Sebuah Malam Biasa

Azzadiva Sawungrana
2 min readSep 29, 2022

--

Pelanggan terakhir telah pergi. Tak biasanya. Ia membersihkan meja warung mie ayam bakso kami sebelum pergi. Jadi meja hijau cerah ini terlihat bersih. Ia juga menghabiskan seluruh makanan dan minuman yang dipesan tanpa sisa. Apakah ini yang dimaksud adab makan? Mungkin. Apakah dia orang yang relijius? Kalau Islam, mungkin tidak. Dia datang dengan celana di atas lutut. Relijius atau tidak, sikapnya sangat baik.

Kubersihkan sisa minyak di atas meja itu. Kubawa piring dan gelasnya ke belakang untuk dicuci ibu dan kakak.
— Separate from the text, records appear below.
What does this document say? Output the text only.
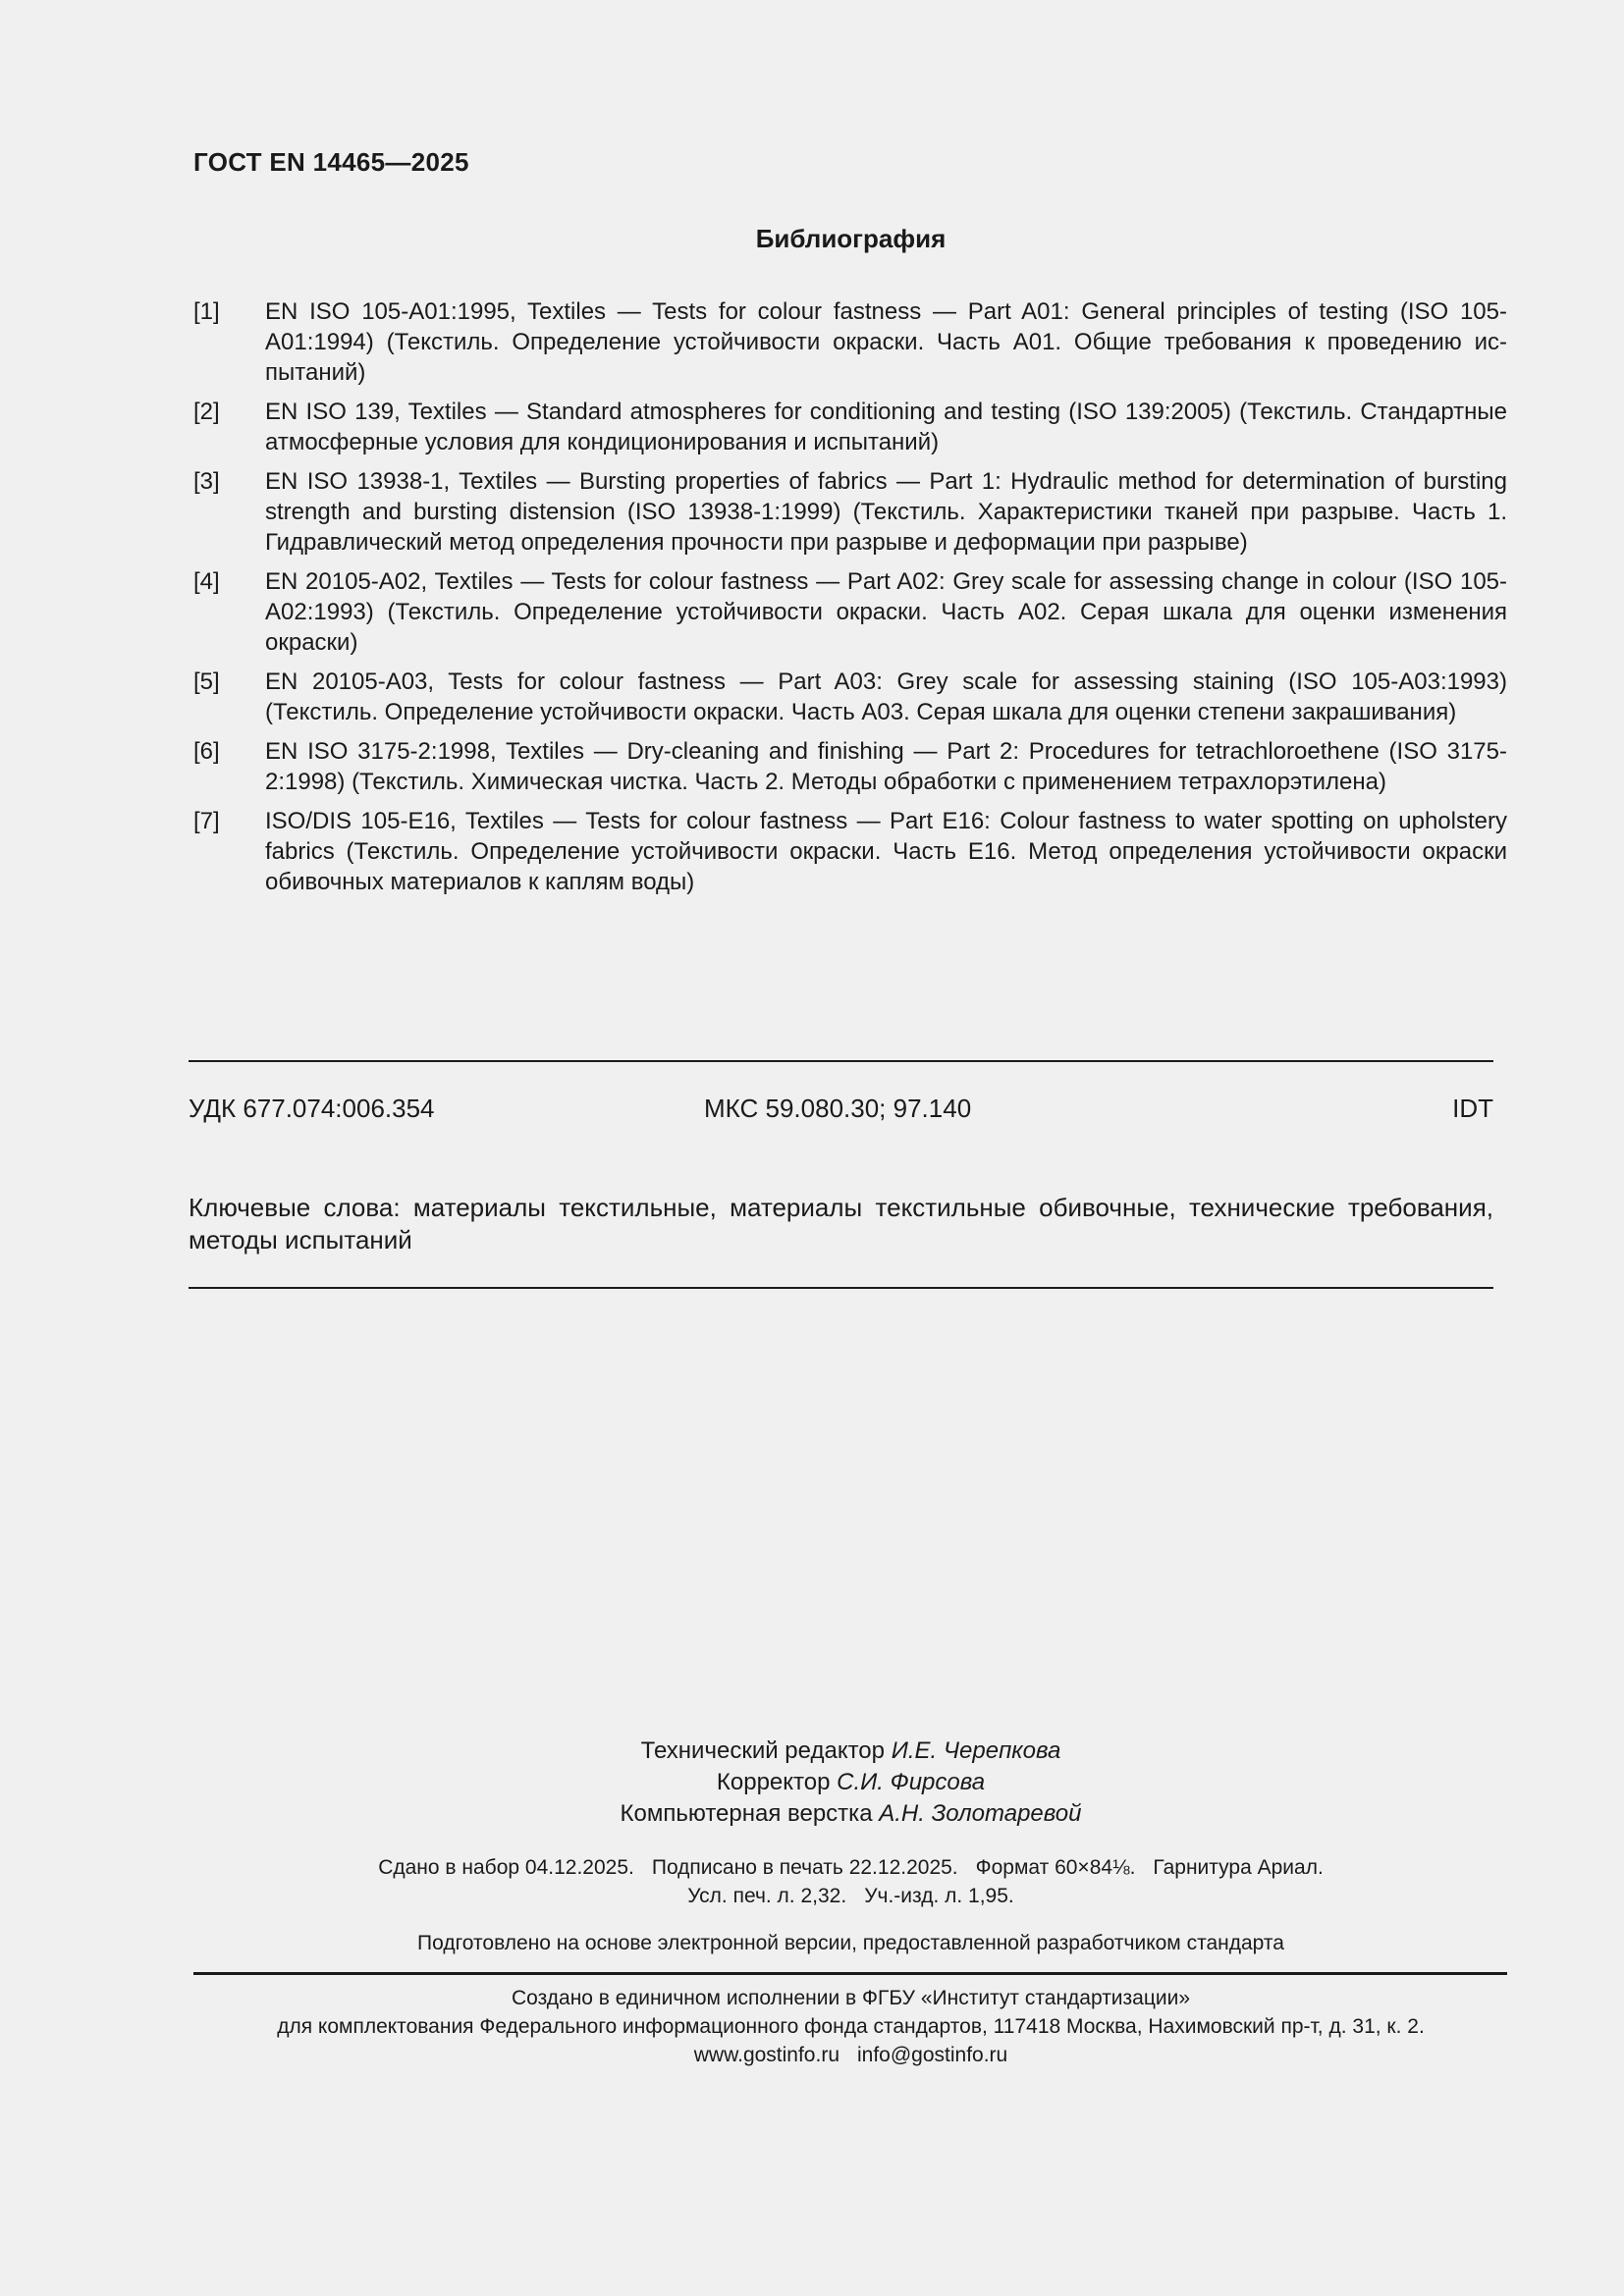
ГОСТ EN 14465—2025
Библиография
[1]	EN ISO 105-A01:1995, Textiles — Tests for colour fastness — Part A01: General principles of testing (ISO 105-A01:1994) (Текстиль. Определение устойчивости окраски. Часть A01. Общие требования к проведению испытаний)
[2]	EN ISO 139, Textiles — Standard atmospheres for conditioning and testing (ISO 139:2005) (Текстиль. Стандартные атмосферные условия для кондиционирования и испытаний)
[3]	EN ISO 13938-1, Textiles — Bursting properties of fabrics — Part 1: Hydraulic method for determination of bursting strength and bursting distension (ISO 13938-1:1999) (Текстиль. Характеристики тканей при разрыве. Часть 1. Гидравлический метод определения прочности при разрыве и деформации при разрыве)
[4]	EN 20105-A02, Textiles — Tests for colour fastness — Part A02: Grey scale for assessing change in colour (ISO 105-A02:1993) (Текстиль. Определение устойчивости окраски. Часть A02. Серая шкала для оценки изменения окраски)
[5]	EN 20105-A03, Tests for colour fastness — Part A03: Grey scale for assessing staining (ISO 105-A03:1993) (Текстиль. Определение устойчивости окраски. Часть A03. Серая шкала для оценки степени закрашивания)
[6]	EN ISO 3175-2:1998, Textiles — Dry-cleaning and finishing — Part 2: Procedures for tetrachloroethene (ISO 3175-2:1998) (Текстиль. Химическая чистка. Часть 2. Методы обработки с применением тетрахлорэтилена)
[7]	ISO/DIS 105-E16, Textiles — Tests for colour fastness — Part E16: Colour fastness to water spotting on upholstery fabrics (Текстиль. Определение устойчивости окраски. Часть E16. Метод определения устойчивости окраски обивочных материалов к каплям воды)
УДК 677.074:006.354	МКС 59.080.30; 97.140	IDT
Ключевые слова: материалы текстильные, материалы текстильные обивочные, технические требования, методы испытаний
Технический редактор И.Е. Черепкова
Корректор С.И. Фирсова
Компьютерная верстка А.Н. Золотаревой
Сдано в набор 04.12.2025. Подписано в печать 22.12.2025. Формат 60×84⅛. Гарнитура Ариал.
Усл. печ. л. 2,32. Уч.-изд. л. 1,95.
Подготовлено на основе электронной версии, предоставленной разработчиком стандарта
Создано в единичном исполнении в ФГБУ «Институт стандартизации»
для комплектования Федерального информационного фонда стандартов, 117418 Москва, Нахимовский пр-т, д. 31, к. 2.
www.gostinfo.ru info@gostinfo.ru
Mereka tidak memperbolehkanku membantu seksi cuci karena aku harus kerja sambil belajar.

Aku kelas 11. Siswi biasa-biasa saja. Pagi dan siang sekolah diantar motor Astrea Grand bapak. Sore dan malam menjadi pelayan restoran mie ayam terbaik sedunia. Terbaik. Karena disitu ada bapak, ibu, dan kakakku. Tempat terbaik. Tempat aku bisa menjadi diriku sepenuhnya.

Aku hanya bisa melihat ketika teman-temanku langsung gaul sepulang sekolah. Hal yang jelas tak terbesit di benakku. Aku, tentu, kenal mereka dengan baik. Hanya saja jam terbangku di restoran harus terus ditingkatkan. Dengan baju merah list hitam yang terlihat sangat murah, sablon Mie Ayam Bakso Pak Edi yang amatir, dan bau mie ayam yang semerbak aku siap menjalani malam biasaku. Membuat para konsumen kenyang dan bahagia dengan mie ayam 5.000an kami. Dan karenanya, membuat keluarga mereka senang juga karena perut kenyang = mood bagus.